Saya ingat seorang teman bernama Jalu, dia aktivis pecinta alam di kota malang dari Universitas Merdeka. Suatu ketika kami bertemu di sebuah acara, saya sudah lupa acara apa itu, yang jelas ada acara makan-makannya. Tiba-tiba Jalu mendekati saya sambil menenteng piring berisi makanan, sambil berbisik ia berkata," ..sori wek (nama panggilan saya 'tuwek'), iki daging pitik kanggo awakmu ae yo", sambil keheranan dan sedikit senang (hehehe) saya terima ayam goreng itu sambil bertanya," kenapa, Lu?". "Sori lagi, aku vegeterian". Weh ... jarang-jarang saya jumpai orang vegetarian selama ini.
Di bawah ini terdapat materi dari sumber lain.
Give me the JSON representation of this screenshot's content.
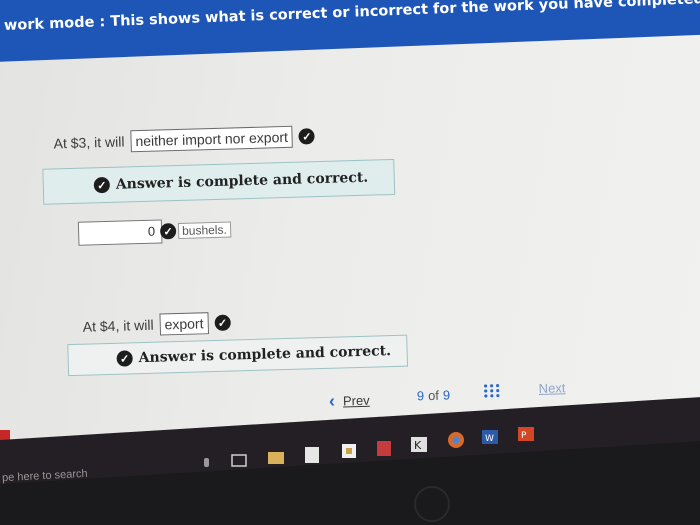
{
  "banner": {
    "text": "work mode : This shows what is correct or incorrect for the work you have completed so far. It do"
  },
  "q1": {
    "prefix": "At $3, it will",
    "selected": "neither import nor export"
  },
  "feedback1": {
    "text": "Answer is complete and correct."
  },
  "q1_quantity": {
    "value": "0",
    "units": "bushels."
  },
  "q2": {
    "prefix": "At $4, it will",
    "selected": "export"
  },
  "feedback2": {
    "text": "Answer is complete and correct."
  },
  "nav": {
    "prev_label": "Prev",
    "current": "9",
    "of_label": "of",
    "total": "9",
    "next_label": "Next"
  },
  "taskbar": {
    "search_placeholder": "pe here to search"
  },
  "colors": {
    "banner": "#1e56b8",
    "link": "#2a66c9",
    "check": "#1d1d1d",
    "answer_box": "#dfeeed"
  },
  "icons": [
    "check-icon",
    "chevron-left-icon",
    "grid-icon",
    "mic-icon",
    "task-view-icon",
    "file-explorer-icon",
    "calculator-icon",
    "store-icon",
    "onenote-icon",
    "sketch-icon",
    "chrome-icon",
    "word-icon",
    "powerpoint-icon"
  ]
}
Mungkin baru Jalu saja saat itu.
Dan memang, sejak saat itu setiap saya bertemu Jalu dan saya perhatikan memang dia seorang vegetarian, ini terlihat dari jenis makanan yang ia makan tidak terbuat dari bahan hewani.
Beberapa tahun yang lalu saya sempat menjalani gaya hidup ini, mungkin saat itu saya merasa bosan dengan jalan hidup saya dan memerlukan suatu perubahan yang membuat hidup saya menjadi sedikit menarik, ya saya pikir vegetarian lah, sekalian membuat badan lebih sehat.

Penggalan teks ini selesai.